How can I decompress my spine

Lumbar spinal stenosis

The term lumbar spinal stenosis describes the narrowing of the spinal canal. Typical symptoms are load-dependent back pain with or without radiating to the legs. Many patients also report a shortened walking distance. After a few meters, the affected patients have to sit down or bend forward to relieve the symptoms.

The degenerative spinal canal stenosis results from the increasing wear of the intervertebral disc, the intervertebral disc bulges increasingly and constricts the spinal canal, and the intervertebral joints are overloaded and osteoarthritis develops (spondylarthrosis). As a result of the overload, bony attachments are increasingly forming on the vertebrae and the vertebral joints, which also massively constrict the spinal canal and can damage the nerve structures in it through pressure.

Conservative therapy can be successful if the spinal canal is only relatively narrowed and there are only slight symptoms. If there is pronounced pain or neurological deficits, an imaging evaluation must be carried out

If there is evidence of significant spinal stenosis and therapy-resistant symptoms or even neurological deficits such as paralysis, the patient should be recommended surgical therapy.

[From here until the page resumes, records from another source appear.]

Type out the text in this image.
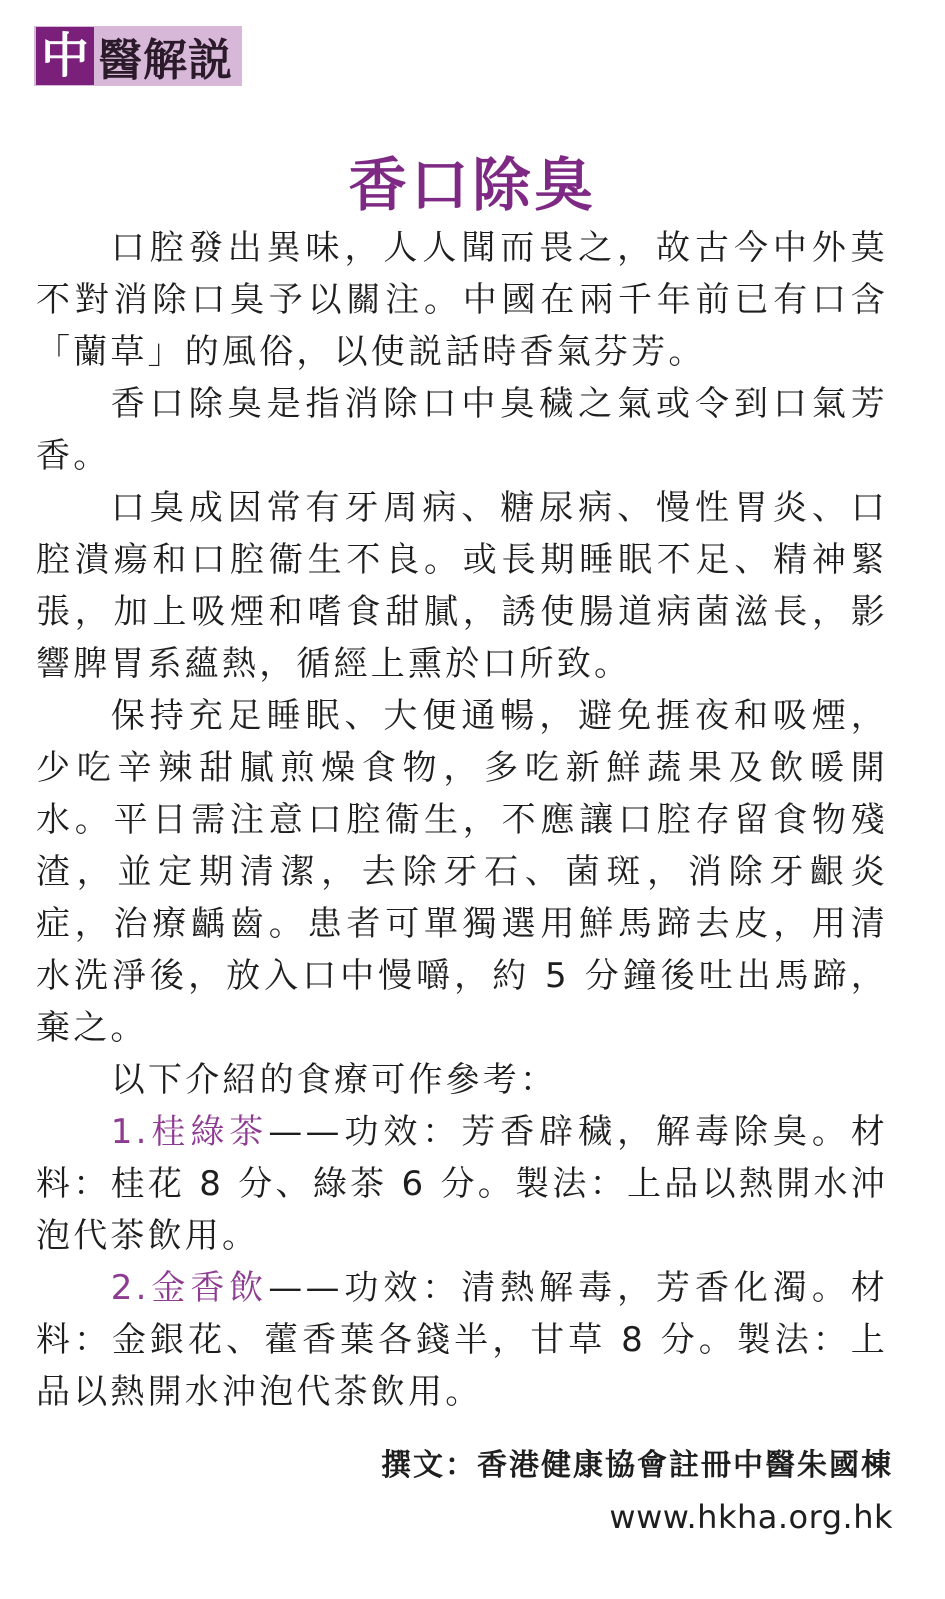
中 醫解説
香口除臭

口腔發出異味，人人聞而畏之，故古今中外莫不對消除口臭予以關注。中國在兩千年前已有口含「蘭草」的風俗，以使説話時香氣芬芳。

香口除臭是指消除口中臭穢之氣或令到口氣芳香。

口臭成因常有牙周病、糖尿病、慢性胃炎、口腔潰瘍和口腔衞生不良。或長期睡眠不足、精神緊張，加上吸煙和嗜食甜膩，誘使腸道病菌滋長，影響脾胃系蘊熱，循經上熏於口所致。

保持充足睡眠、大便通暢，避免捱夜和吸煙，少吃辛辣甜膩煎燥食物，多吃新鮮蔬果及飲暖開水。平日需注意口腔衞生，不應讓口腔存留食物殘渣，並定期清潔，去除牙石、菌斑，消除牙齦炎症，治療齲齒。患者可單獨選用鮮馬蹄去皮，用清水洗淨後，放入口中慢嚼，約 5 分鐘後吐出馬蹄，棄之。

以下介紹的食療可作參考：

1.桂綠茶——功效：芳香辟穢，解毒除臭。材料：桂花 8 分、綠茶 6 分。製法：上品以熱開水沖泡代茶飲用。

2.金香飲——功效：清熱解毒，芳香化濁。材料：金銀花、藿香葉各錢半，甘草 8 分。製法：上品以熱開水沖泡代茶飲用。

撰文：香港健康協會註冊中醫朱國棟
www.hkha.org.hk
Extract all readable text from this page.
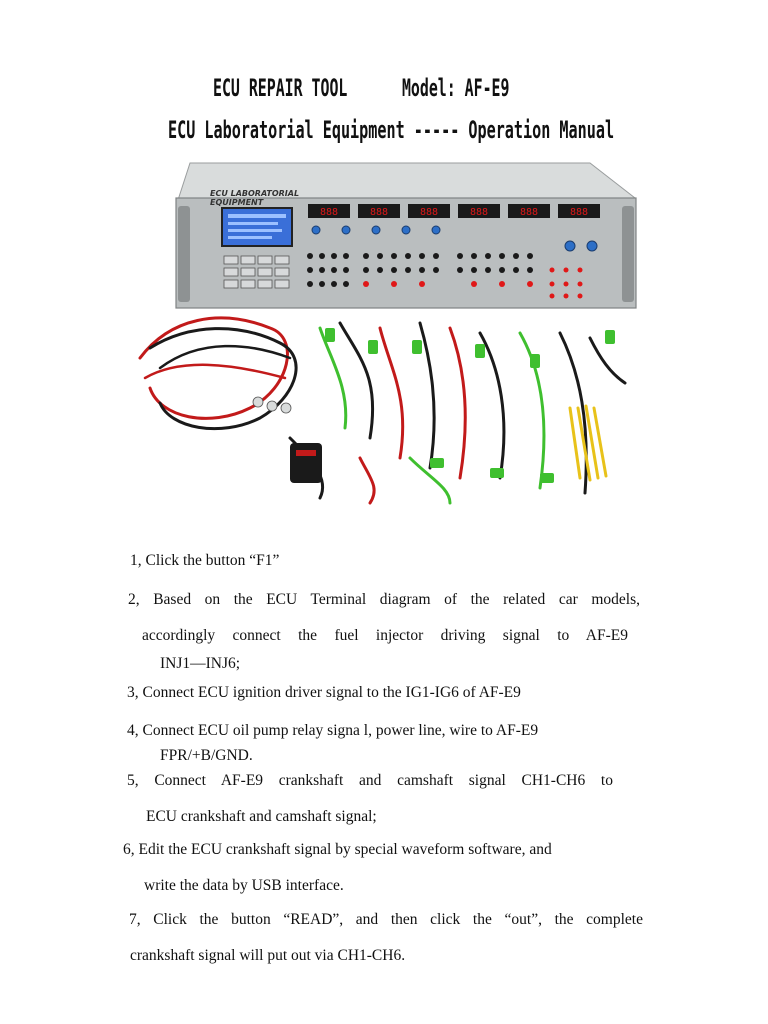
ECU REPAIR TOOL Model: AF-E9
ECU Laboratorial Equipment ----- Operation Manual
ECU LABORATORIAL
EQUIPMENT
888	888	888	888	888	888
1, Click the button “F1”
2, Based on the ECU Terminal diagram of the related car models,
accordingly connect the fuel injector driving signal to AF-E9
INJ1—INJ6;
3, Connect ECU ignition driver signal to the IG1-IG6 of AF-E9
4, Connect ECU oil pump relay signa l, power line, wire to AF-E9
FPR/+B/GND.
5, Connect AF-E9 crankshaft and camshaft signal CH1-CH6 to
ECU crankshaft and camshaft signal;
6, Edit the ECU crankshaft signal by special waveform software, and
write the data by USB interface.
7, Click the button “READ”, and then click the “out”, the complete
crankshaft signal will put out via CH1-CH6.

The aim of surgical treatment is the bony decompression of the nerve structures in the spinal canal. There are several operative methods available for this:


The traditional standard operation for lumbar spinal stenosis is decompression laminectomy. Vertebral arches, spinous processes, ligament structures and also parts of the vertebral joints are removed during this roofing of the spinal canal.

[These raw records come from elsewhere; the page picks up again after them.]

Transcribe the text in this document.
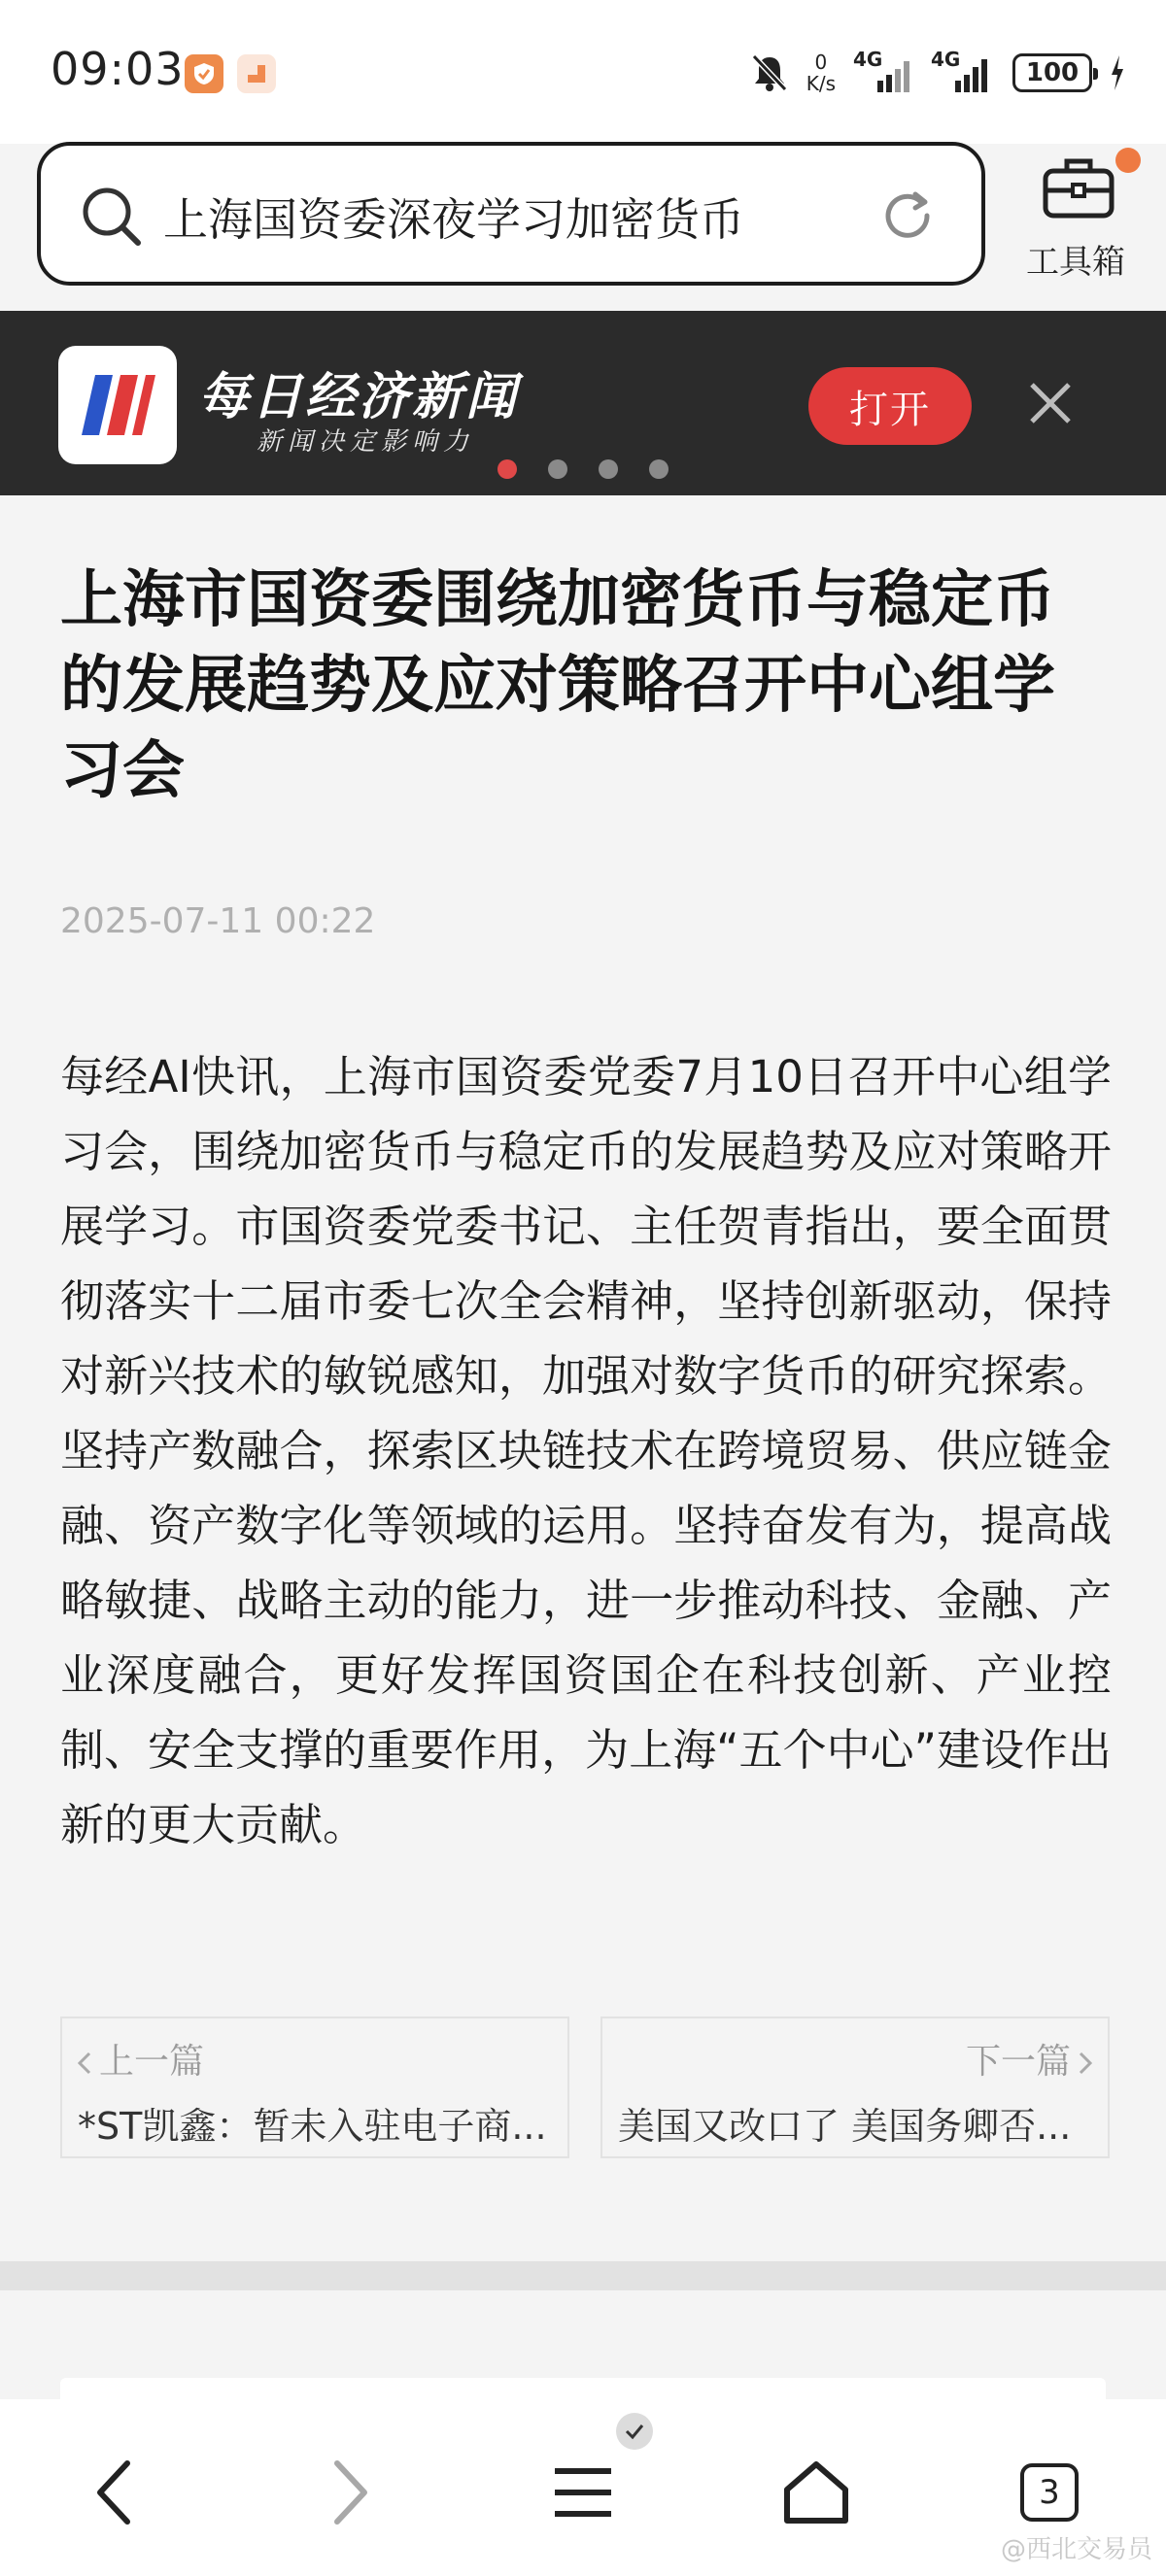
09:03	0
K/s
4G 4G	100
上海国资委深夜学习加密货币
工具箱
每日经济新闻
新闻决定影响力
打开
上海市国资委围绕加密货币与稳定币的发展趋势及应对策略召开中心组学习会
2025-07-11 00:22

每经AI快讯，上海市国资委党委7月10日召开中心组学习会，围绕加密货币与稳定币的发展趋势及应对策略开展学习。市国资委党委书记、主任贺青指出，要全面贯彻落实十二届市委七次全会精神，坚持创新驱动，保持对新兴技术的敏锐感知，加强对数字货币的研究探索。坚持产数融合，探索区块链技术在跨境贸易、供应链金融、资产数字化等领域的运用。坚持奋发有为，提高战略敏捷、战略主动的能力，进一步推动科技、金融、产业深度融合，更好发挥国资国企在科技创新、产业控制、安全支撑的重要作用，为上海“五个中心”建设作出新的更大贡献。

上一篇
*ST凯鑫：暂未入驻电子商...
下一篇
美国又改口了 美国务卿否...
3
@西北交易员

With this technique, only part of the vertebral arches and restrictive ligament structures are removed. The spinous processes are preserved. All procedures aim to decompress the nerve roots. The surgical methods all have a high success rate with regard to the complaints radiating to the legs.


With advanced degeneration, in addition to the narrowing of the spinal canal, wear-related instability of the vertebral segments can occur. During surgical treatment, in addition to the bony decompression, surgical stiffening of the affected segments using a screw plate (rod) system and insertion of a titanium or Kunsthoff spacer (cage) into the intervertebral space must be carried out.